Studio 6: MergeSort and HeapSort

Introduction
Part A: Merging Two Sorted Arrays
Part B: Performance of MergeSort
Part C: Space Requirement of MergeSort vs HeapSort

Introduction

We briefly discussed two sorting algorithms this week -- MergeSort and HeapSort. This studio will take a closer look at these important algorithms, especially MergeSort.

Part A: Merging Two Sorted Arrays

The basic idea of MergeSort is as follows: given an unsorted array $A[1..n]$,

divide $A$ into two halves, say $A[1..n/2]$ and $A[n/2+1..n]$;
recursively sort each half;
merge the two sorted halves into a sorted whole.

Let's focus on the last step. Assume that you are given sorted arrays $A[1..n]$ and $B[1..m]$, and you want to merge these into an (initially empty) array $C[1..n+m]$ so that after merging, $C$ is sorted and contains every element of $A$ and $B$.

Here's a sketch of the algorithm: maintain indices $i$, $j$, and $k$ that point into arrays $A$, $B$, and $C$ respectively. $A[i]$ and $B[j]$ are the next elements from each input array that need to be copied to $C$, while $C[k]$ is the first free space in $C$ to which an element can be written.
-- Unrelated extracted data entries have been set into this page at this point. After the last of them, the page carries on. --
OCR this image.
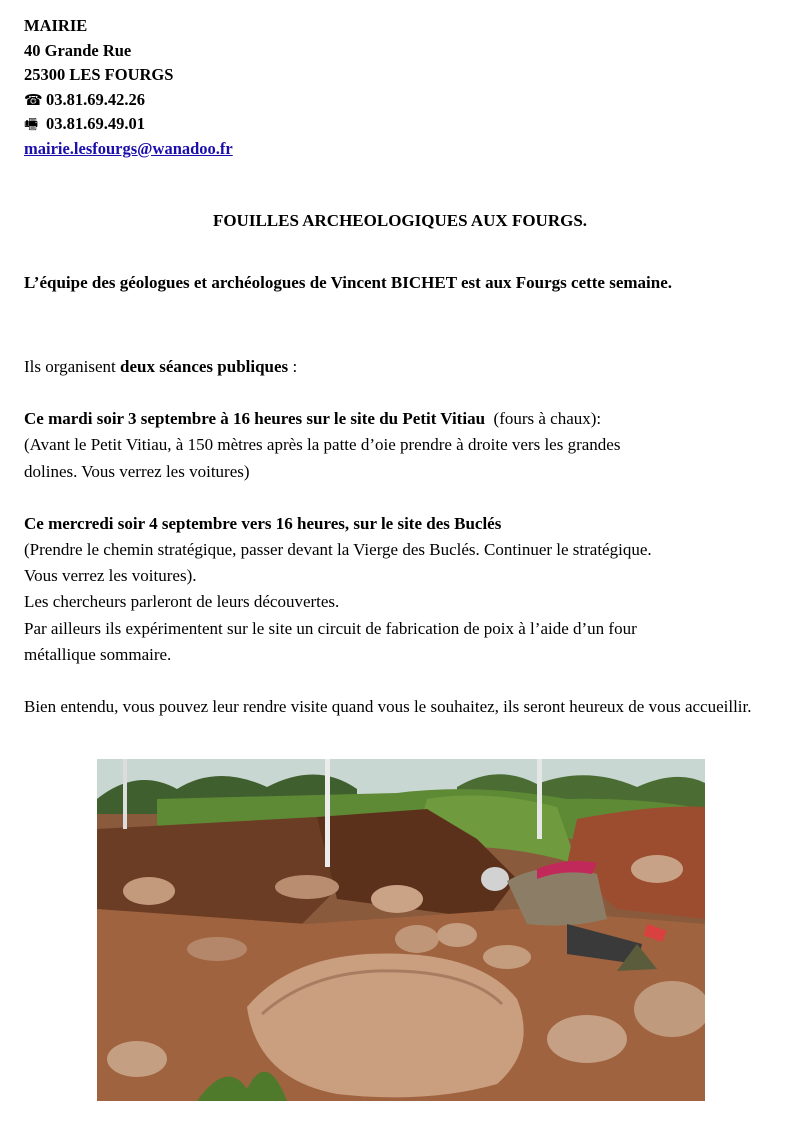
MAIRIE
40 Grande Rue
25300 LES FOURGS
☎ 03.81.69.42.26
🖷 03.81.69.49.01
mairie.lesfourgs@wanadoo.fr
FOUILLES ARCHEOLOGIQUES AUX FOURGS.
L’équipe des géologues et archéologues de Vincent BICHET est aux Fourgs cette semaine.

Ils organisent deux séances publiques :

Ce mardi soir 3 septembre à 16 heures sur le site du Petit Vitiau  (fours à chaux):

(Avant le Petit Vitiau, à 150 mètres après la patte d’oie prendre à droite vers les grandes

dolines. Vous verrez les voitures)

Ce mercredi soir 4 septembre vers 16 heures, sur le site des Buclés

(Prendre le chemin stratégique, passer devant la Vierge des Buclés. Continuer le stratégique.

Vous verrez les voitures).

Les chercheurs parleront de leurs découvertes.

Par ailleurs ils expérimentent sur le site un circuit de fabrication de poix à l’aide d’un four

métallique sommaire.

Bien entendu, vous pouvez leur rendre visite quand vous le souhaitez, ils seront heureux de vous accueillir.
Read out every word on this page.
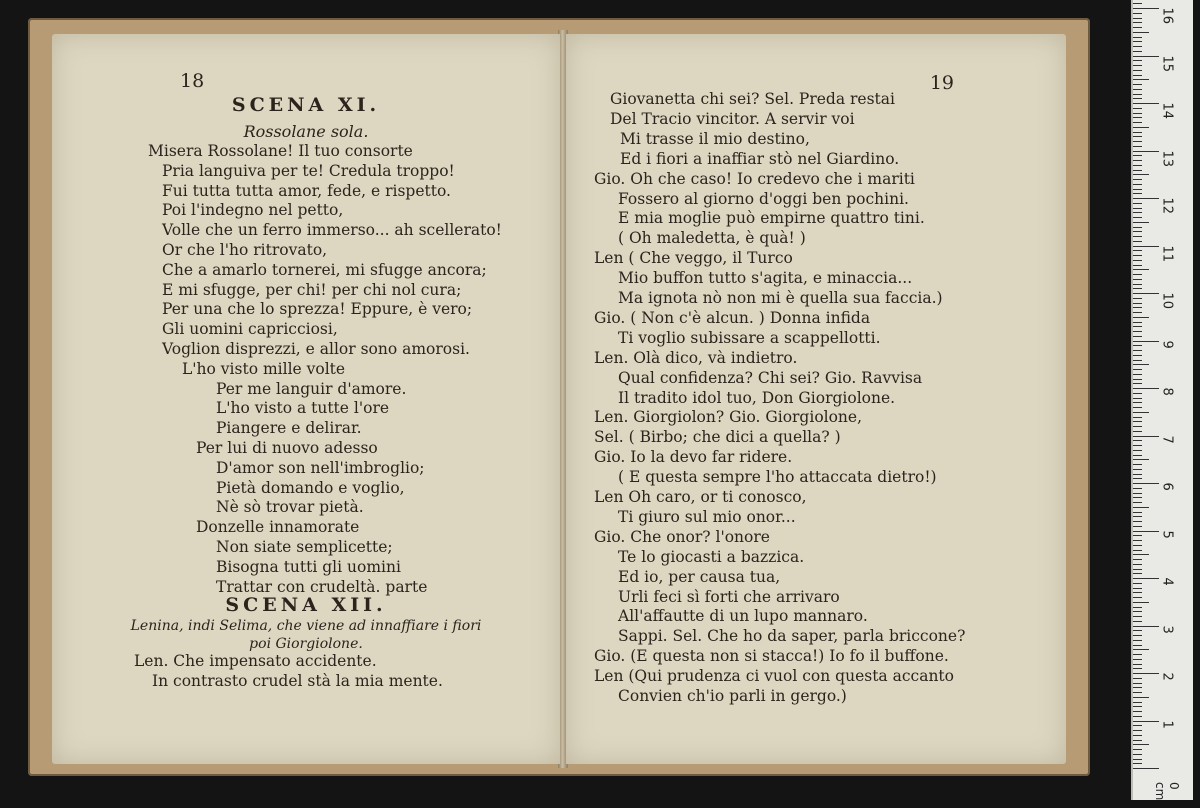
18
SCENA XI.
Rossolane sola.
Misera Rossolane! Il tuo consorte
Pria languiva per te! Credula troppo!
Fui tutta tutta amor, fede, e rispetto.
Poi l'indegno nel petto,
Volle che un ferro immerso... ah scellerato!
Or che l'ho ritrovato,
Che a amarlo tornerei, mi sfugge ancora;
E mi sfugge, per chi! per chi nol cura;
Per una che lo sprezza! Eppure, è vero;
Gli uomini capricciosi,
Voglion disprezzi, e allor sono amorosi.
L'ho visto mille volte
Per me languir d'amore.
L'ho visto a tutte l'ore
Piangere e delirar.
Per lui di nuovo adesso
D'amor son nell'imbroglio;
Pietà domando e voglio,
Nè sò trovar pietà.
Donzelle innamorate
Non siate semplicette;
Bisogna tutti gli uomini
Trattar con crudeltà. parte
SCENA XII.
Lenina, indi Selima, che viene ad innaffiare i fiori
poi Giorgiolone.
Len. Che impensato accidente.
In contrasto crudel stà la mia mente.
19
Giovanetta chi sei? Sel. Preda restai
Del Tracio vincitor. A servir voi
Mi trasse il mio destino,
Ed i fiori a inaffiar stò nel Giardino.
Gio. Oh che caso! Io credevo che i mariti
Fossero al giorno d'oggi ben pochini.
E mia moglie può empirne quattro tini.
( Oh maledetta, è quà! )
Len ( Che veggo, il Turco
Mio buffon tutto s'agita, e minaccia...
Ma ignota nò non mi è quella sua faccia.)
Gio. ( Non c'è alcun. ) Donna infida
Ti voglio subissare a scappellotti.
Len. Olà dico, và indietro.
Qual confidenza? Chi sei? Gio. Ravvisa
Il tradito idol tuo, Don Giorgiolone.
Len. Giorgiolon? Gio. Giorgiolone,
Sel. ( Birbo; che dici a quella? )
Gio. Io la devo far ridere.
( E questa sempre l'ho attaccata dietro!)
Len Oh caro, or ti conosco,
Ti giuro sul mio onor...
Gio. Che onor? l'onore
Te lo giocasti a bazzica.
Ed io, per causa tua,
Urli feci sì forti che arrivaro
All'affautte di un lupo mannaro.
Sappi. Sel. Che ho da saper, parla briccone?
Gio. (E questa non si stacca!) Io fo il buffone.
Len (Qui prudenza ci vuol con questa accanto
Convien ch'io parli in gergo.)
1
2
3
4
5
6
7
8
9
10
11
12
13
14
15
16
0 cm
Repeatedly copy the smaller of $A[i]$ and $B[j]$ to $C$ and increment the source and destination indices of the copy.

Question A1: based on this sketch, write pseudocode to merge $A$ and $B$ into $C$, maintaining the three indices described above.

To make your life easier, you may assume that the arrays $A$ and $B$ are followed by sentinel elements $A[n+1]$ and $B[m+1]$. These sentinels are both $\infty$, which is larger than any value in either $A$ or $B$, and should not be copied to $C$.
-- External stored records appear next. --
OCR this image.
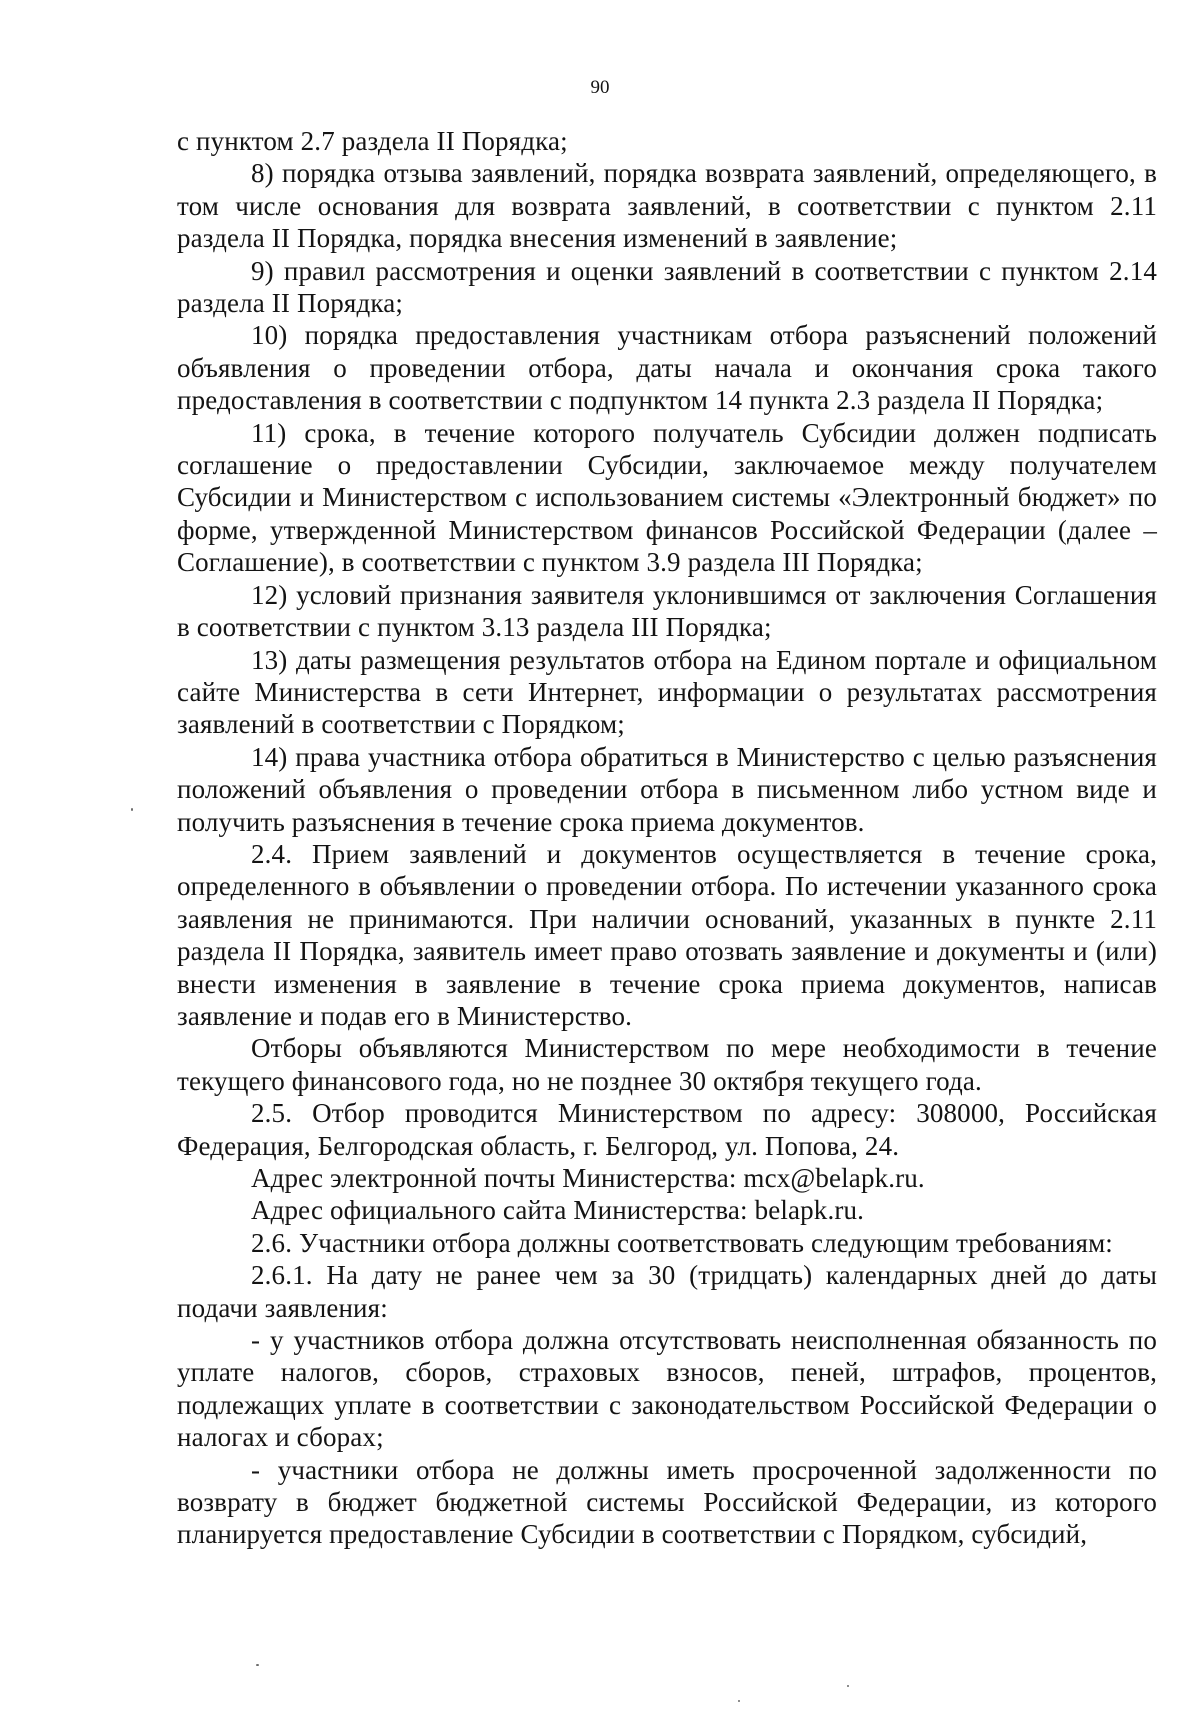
90

с пунктом 2.7 раздела II Порядка;

8) порядка отзыва заявлений, порядка возврата заявлений, определяющего, в том числе основания для возврата заявлений, в соответствии с пунктом 2.11 раздела II Порядка, порядка внесения изменений в заявление;

9) правил рассмотрения и оценки заявлений в соответствии с пунктом 2.14 раздела II Порядка;

10) порядка предоставления участникам отбора разъяснений положений объявления о проведении отбора, даты начала и окончания срока такого предоставления в соответствии с подпунктом 14 пункта 2.3 раздела II Порядка;

11) срока, в течение которого получатель Субсидии должен подписать соглашение о предоставлении Субсидии, заключаемое между получателем Субсидии и Министерством с использованием системы «Электронный бюджет» по форме, утвержденной Министерством финансов Российской Федерации (далее – Соглашение), в соответствии с пунктом 3.9 раздела III Порядка;

12) условий признания заявителя уклонившимся от заключения Соглашения в соответствии с пунктом 3.13 раздела III Порядка;

13) даты размещения результатов отбора на Едином портале и официальном сайте Министерства в сети Интернет, информации о результатах рассмотрения заявлений в соответствии с Порядком;

14) права участника отбора обратиться в Министерство с целью разъяснения положений объявления о проведении отбора в письменном либо устном виде и получить разъяснения в течение срока приема документов.

2.4. Прием заявлений и документов осуществляется в течение срока, определенного в объявлении о проведении отбора. По истечении указанного срока заявления не принимаются. При наличии оснований, указанных в пункте 2.11 раздела II Порядка, заявитель имеет право отозвать заявление и документы и (или) внести изменения в заявление в течение срока приема документов, написав заявление и подав его в Министерство.

Отборы объявляются Министерством по мере необходимости в течение текущего финансового года, но не позднее 30 октября текущего года.

2.5. Отбор проводится Министерством по адресу: 308000, Российская Федерация, Белгородская область, г. Белгород, ул. Попова, 24.

Адрес электронной почты Министерства: mcx@belapk.ru.

Адрес официального сайта Министерства: belapk.ru.

2.6. Участники отбора должны соответствовать следующим требованиям:

2.6.1. На дату не ранее чем за 30 (тридцать) календарных дней до даты подачи заявления:

- у участников отбора должна отсутствовать неисполненная обязанность по уплате налогов, сборов, страховых взносов, пеней, штрафов, процентов, подлежащих уплате в соответствии с законодательством Российской Федерации о налогах и сборах;

- участники отбора не должны иметь просроченной задолженности по возврату в бюджет бюджетной системы Российской Федерации, из которого планируется предоставление Субсидии в соответствии с Порядком, субсидий,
Question A2: Try to convince your TA informally that the resulting code is plausibly correct. Illustrate its behavior on a pair of small input arrays (say, of size 4 or 5).
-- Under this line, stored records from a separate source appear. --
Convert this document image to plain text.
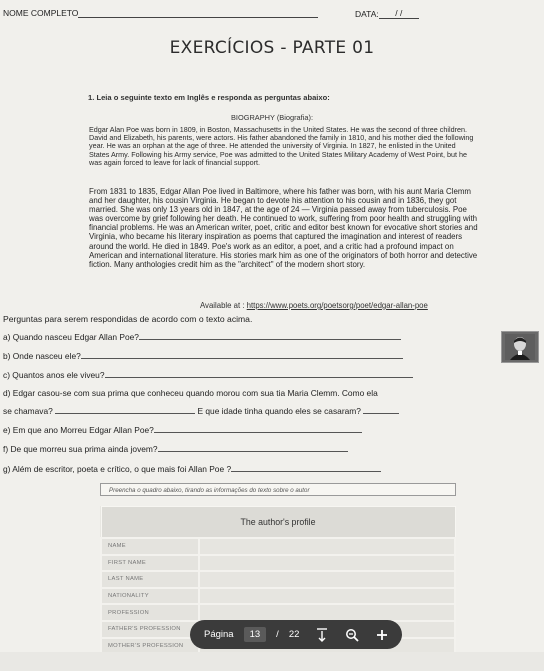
NOME COMPLETO	DATA: / /
EXERCÍCIOS - PARTE 01
1. Leia o seguinte texto em Inglês e responda as perguntas abaixo:
BIOGRAPHY (Biografia):
Edgar Alan Poe was born in 1809, in Boston, Massachusetts in the United States. He was the second of three children. David and Elizabeth, his parents, were actors. His father abandoned the family in 1810, and his mother died the following year. He was an orphan at the age of three. He attended the university of Virginia. In 1827, he enlisted in the United States Army. Following his Army service, Poe was admitted to the United States Military Academy of West Point, but he was again forced to leave for lack of financial support.
From 1831 to 1835, Edgar Allan Poe lived in Baltimore, where his father was born, with his aunt Maria Clemm and her daughter, his cousin Virginia. He began to devote his attention to his cousin and in 1836, they got married. She was only 13 years old in 1847, at the age of 24 — Virginia passed away from tuberculosis. Poe was overcome by grief following her death. He continued to work, suffering from poor health and struggling with financial problems. He was an American writer, poet, critic and editor best known for evocative short stories and Virginia, who became his literary inspiration as poems that captured the imagination and interest of readers around the world. He died in 1849. Poe's work as an editor, a poet, and a critic had a profound impact on American and international literature. His stories mark him as one of the originators of both horror and detective fiction. Many anthologies credit him as the "architect" of the modern short story.
Available at : https://www.poets.org/poetsorg/poet/edgar-allan-poe
Perguntas para serem respondidas de acordo com o texto acima.
a) Quando nasceu Edgar Allan Poe?
b) Onde nasceu ele?
c) Quantos anos ele viveu?
d) Edgar casou-se com sua prima que conheceu quando morou com sua tia Maria Clemm. Como ela
se chamava?	E que idade tinha quando eles se casaram?
e) Em que ano Morreu Edgar Allan Poe?
f) De que morreu sua prima ainda jovem?
g) Além de escritor, poeta e crítico, o que mais foi Allan Poe ?
Preencha o quadro abaixo, tirando as informações do texto sobre o autor
The author's profile	
NAME	
FIRST NAME	
LAST NAME	
NATIONALITY	
PROFESSION	
FATHER'S PROFESSION	
MOTHER'S PROFESSION	
Página	13	/ 22
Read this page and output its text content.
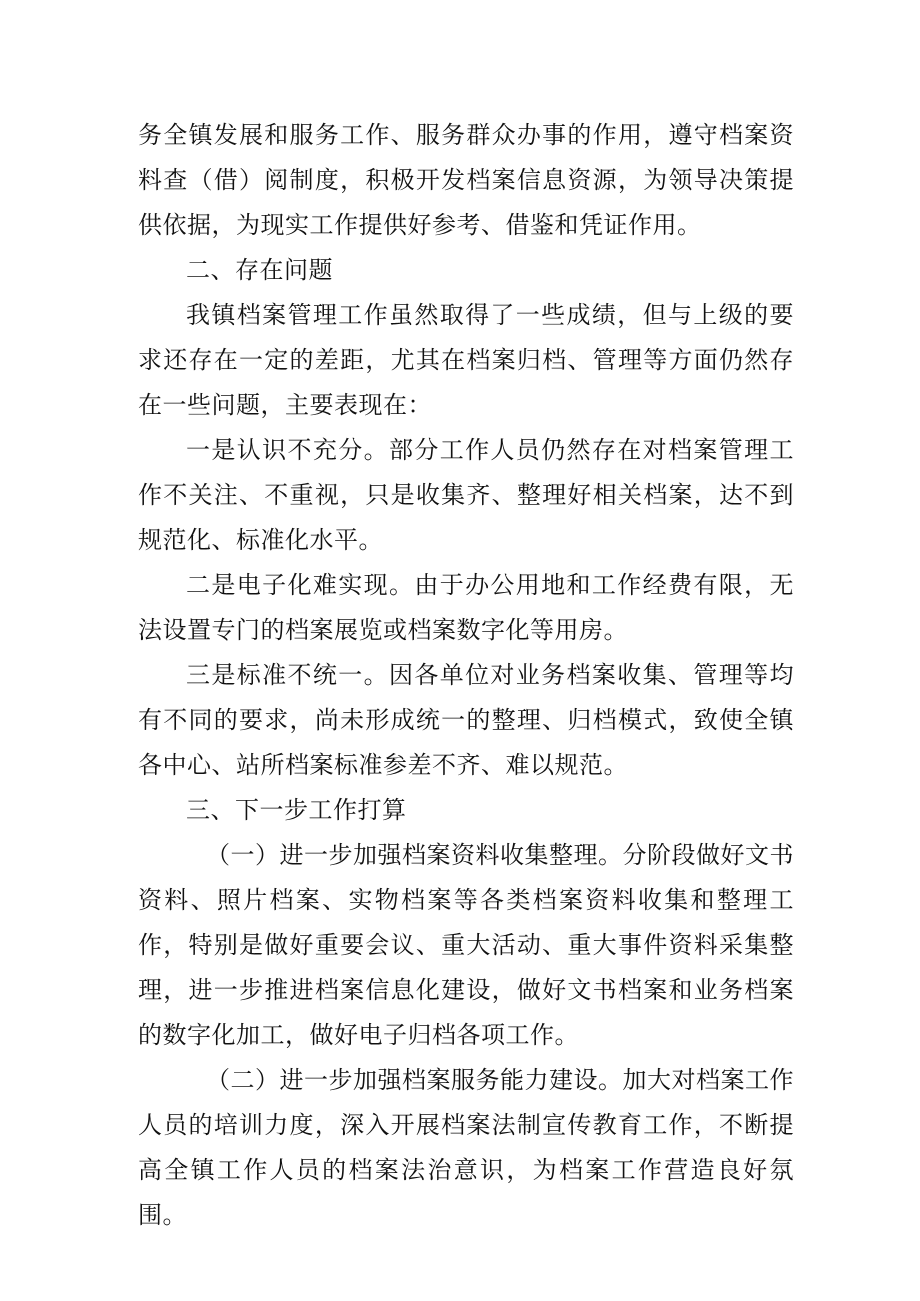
务全镇发展和服务工作、服务群众办事的作用，遵守档案资料查（借）阅制度，积极开发档案信息资源，为领导决策提供依据，为现实工作提供好参考、借鉴和凭证作用。

二、存在问题

我镇档案管理工作虽然取得了一些成绩，但与上级的要求还存在一定的差距，尤其在档案归档、管理等方面仍然存在一些问题，主要表现在：

一是认识不充分。部分工作人员仍然存在对档案管理工作不关注、不重视，只是收集齐、整理好相关档案，达不到规范化、标准化水平。

二是电子化难实现。由于办公用地和工作经费有限，无法设置专门的档案展览或档案数字化等用房。

三是标准不统一。因各单位对业务档案收集、管理等均有不同的要求，尚未形成统一的整理、归档模式，致使全镇各中心、站所档案标准参差不齐、难以规范。

三、下一步工作打算

（一）进一步加强档案资料收集整理。分阶段做好文书资料、照片档案、实物档案等各类档案资料收集和整理工作，特别是做好重要会议、重大活动、重大事件资料采集整理，进一步推进档案信息化建设，做好文书档案和业务档案的数字化加工，做好电子归档各项工作。

（二）进一步加强档案服务能力建设。加大对档案工作人员的培训力度，深入开展档案法制宣传教育工作，不断提高全镇工作人员的档案法治意识，为档案工作营造良好氛围。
How can you verify more carefully that your merge algorithm is right? Your code probably does some work in a loop. Just as for binary search last week, you can establish a loop invariant and a progress condition that together imply correctness.

Question A3: is there an expression involving indices $i$, $j$ that is expected to increase on every pass through the loop? Using this expression, formulate a progress condition and use it to argue that your algorithm eventually terminates.

A reasonable loop invariant might be that the prefix of $C$ written so far contains all the elements read from some prefixes of $A$ and $B$, in sorted order.

Question A4: state this invariant precisely and prove inductively that it holds after any number of loop iterations.

Exactly how you formulate the invariant will depend on how your code increments $i$ and $j$. All of $i$, $j$, and $k$ should appear in its statement.

Hint: make sure your invariant holds before any loop iterations have occurred. In your proof, you may want to take advantage of the fact that $A[1..0]$ formally corresponds to an empty array.

Question A5: argue that your loop invariant plus your progress condition together imply that the final array $C$ is correctly sorted and contains exactly the elements of $A$ and $B$.

Discuss your proof with your TA when you think you've got it done, if not before.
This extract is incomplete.